Each integral is evaluated individually:

\[\int_{0}^{1} \frac{3}{1+(\sqrt{3}x)^2} \, dx = 3 \left[ \frac{1}{\sqrt{3}} \arctan(\sqrt{3}x) \right]_{0}^{1} = \sqrt{3} (\arctan(\sqrt{3}) - \arctan(0)) = \sqrt{3} \left( \frac{\pi}{3} \right) = \frac{\pi}{\sqrt{3}}\]\[\int_{0}^{1} \frac{1}{1+x^2} \, dx = [\arctan(x)]_{0}^{1} = \arctan(1) - \arctan(0) = \frac{\pi}{4}\]

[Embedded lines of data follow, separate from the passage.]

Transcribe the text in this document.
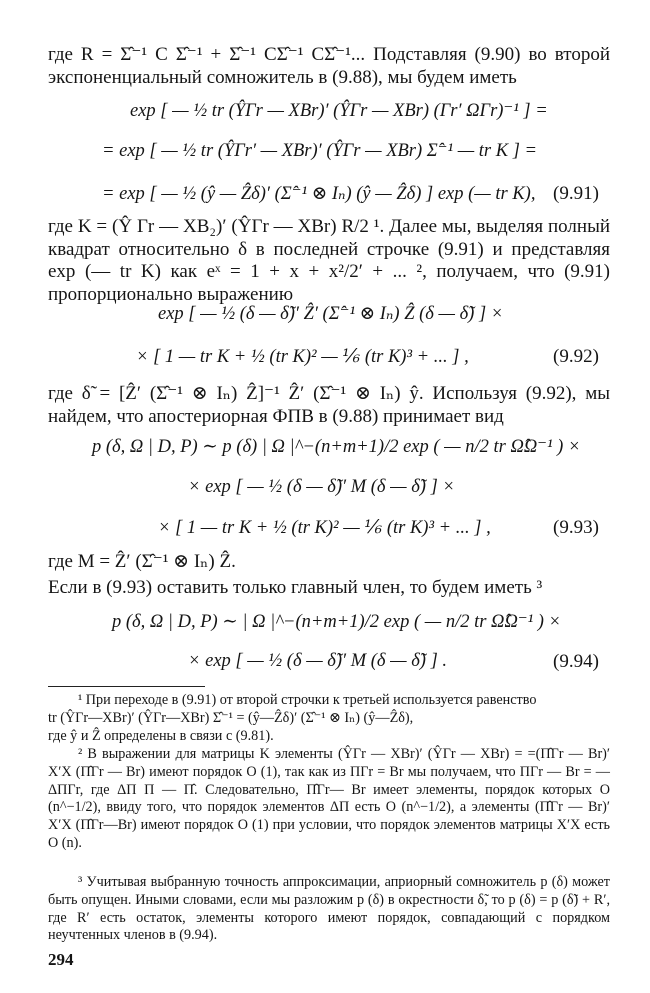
где R = Σ̂⁻¹ C Σ̂⁻¹ + Σ̂⁻¹ CΣ̂⁻¹ CΣ̂⁻¹... Подставляя (9.90) во второй экспоненциальный сомножитель в (9.88), мы будем иметь

exp [ — ½ tr (ŶΓr — XBr)′ (ŶΓr — XBr) (Γr′ ΩΓr)⁻¹ ] =
= exp [ — ½ tr (ŶΓr′ — XBr)′ (ŶΓr — XBr) Σ̂⁻¹ — tr K ] =
= exp [ — ½ (ŷ — Ẑδ)′ (Σ̂⁻¹ ⊗ Iₙ) (ŷ — Ẑδ) ] exp (— tr K), (9.91)

где K = (Ŷ Γr — XB₂)′ (ŶΓr — XBr) R/2 ¹. Далее мы, выделяя полный квадрат относительно δ в последней строчке (9.91) и представляя exp (— tr K) как eˣ = 1 + x + x²/2′ + ... ², получаем, что (9.91) пропорционально выражению

exp [ — ½ (δ — δ̃)′ Ẑ′ (Σ̂⁻¹ ⊗ Iₙ) Ẑ (δ — δ̃) ] ×
× [ 1 — tr K + ½ (tr K)² — ⅙ (tr K)³ + ... ] ,	(9.92)

где δ̃ = [Ẑ′ (Σ̂⁻¹ ⊗ Iₙ) Ẑ]⁻¹ Ẑ′ (Σ̂⁻¹ ⊗ Iₙ) ŷ. Используя (9.92), мы найдем, что апостериорная ФПВ в (9.88) принимает вид

p (δ, Ω | D, P) ∼ p (δ) | Ω |^−(n+m+1)/2 exp ( — n/2 tr Ω̂Ω⁻¹ ) ×
× exp [ — ½ (δ — δ̃)′ M (δ — δ̃) ] ×
× [ 1 — tr K + ½ (tr K)² — ⅙ (tr K)³ + ... ] ,	(9.93)

где M = Ẑ′ (Σ̂⁻¹ ⊗ Iₙ) Ẑ.

Если в (9.93) оставить только главный член, то будем иметь ³

p (δ, Ω | D, P) ∼ | Ω |^−(n+m+1)/2 exp ( — n/2 tr Ω̂Ω⁻¹ ) ×
× exp [ — ½ (δ — δ̃)′ M (δ — δ̃) ] .	(9.94)

¹ При переходе в (9.91) от второй строчки к третьей используется равенство

tr (ŶΓr—XBr)′ (ŶΓr—XBr) Σ̂⁻¹ = (ŷ—Ẑδ)′ (Σ̂⁻¹ ⊗ Iₙ) (ŷ—Ẑδ),

где ŷ и Ẑ определены в связи с (9.81).

² В выражении для матрицы K элементы (ŶΓr — XBr)′ (ŶΓr — XBr) = =(Π̂Γr — Br)′ X′X (Π̂Γr — Br) имеют порядок O (1), так как из ΠΓr = Br мы получаем, что ΠΓr — Br = — ΔΠΓr, где ΔΠ Π — Π̂. Следовательно, Π̂Γr— Br имеет элементы, порядок которых O (n^−1/2), ввиду того, что порядок элементов ΔΠ есть O (n^−1/2), а элементы (Π̂Γr — Br)′ X′X (Π̂Γr—Br) имеют порядок O (1) при условии, что порядок элементов матрицы X′X есть O (n).

³ Учитывая выбранную точность аппроксимации, априорный сомножитель p (δ) может быть опущен. Иными словами, если мы разложим p (δ) в окрестности δ̃, то p (δ) = p (δ̃) + R′, где R′ есть остаток, элементы которого имеют порядок, совпадающий с порядком неучтенных членов в (9.94).

294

Step 4: Combine the results to determine the value of L.

\[L = \frac{1}{2} \left[ \frac{\pi}{\sqrt{3}} - \frac{\pi}{4} \right] = \frac{\pi}{2} \left( \frac{4 - \sqrt{3}}{4\sqrt{3}} \right) = \frac{\pi (4 - \sqrt{3})}{8\sqrt{3}}\]

Rationalizing the denominator yields:

\[L = \frac{\pi (4 - \sqrt{3})}{8\sqrt{3}} \times \frac{\sqrt{3}}{\sqrt{3}} = \frac{\pi (4\sqrt{3} - 3)}{24}\]

Final Computation & Result:

The limit's value is \( \frac{\pi (4\sqrt{3} - 3)}{24} \). We verify which given option matches this result. Consider option (2):

\[\frac{13\pi}{8(4\sqrt{3} + 3)}\]

Rationalizing its denominator:

\[\frac{13\pi}{8(4\sqrt{3} + 3)} \times \frac{4\sqrt{3} - 3}{4\sqrt{3} - 3} = \frac{13\pi (4\sqrt{3} - 3)}{8 \left( (4\sqrt{3})^2 - 3^2 \right)}\]\[= \frac{13\pi (4\sqrt{3} - 3)}{8 (16 \times 3 - 9)} = \frac{13\pi (4\sqrt{3} - 3)}{8 (48 - 9)} = \frac{13\pi (4\sqrt{3} - 3)}{8 \times 39}\]

Simplifying using \( 39 = 3 \times 13 \):

\[= \frac{13\pi (4\sqrt{3} - 3)}{8 \times 3 \times 13} = \frac{\pi (4\sqrt{3} - 3)}{24}\]

This matches our computed limit value. Therefore, the second option is correct.

The limit's value is \( \frac{13\pi}{8(4\sqrt{3} + 3)} \).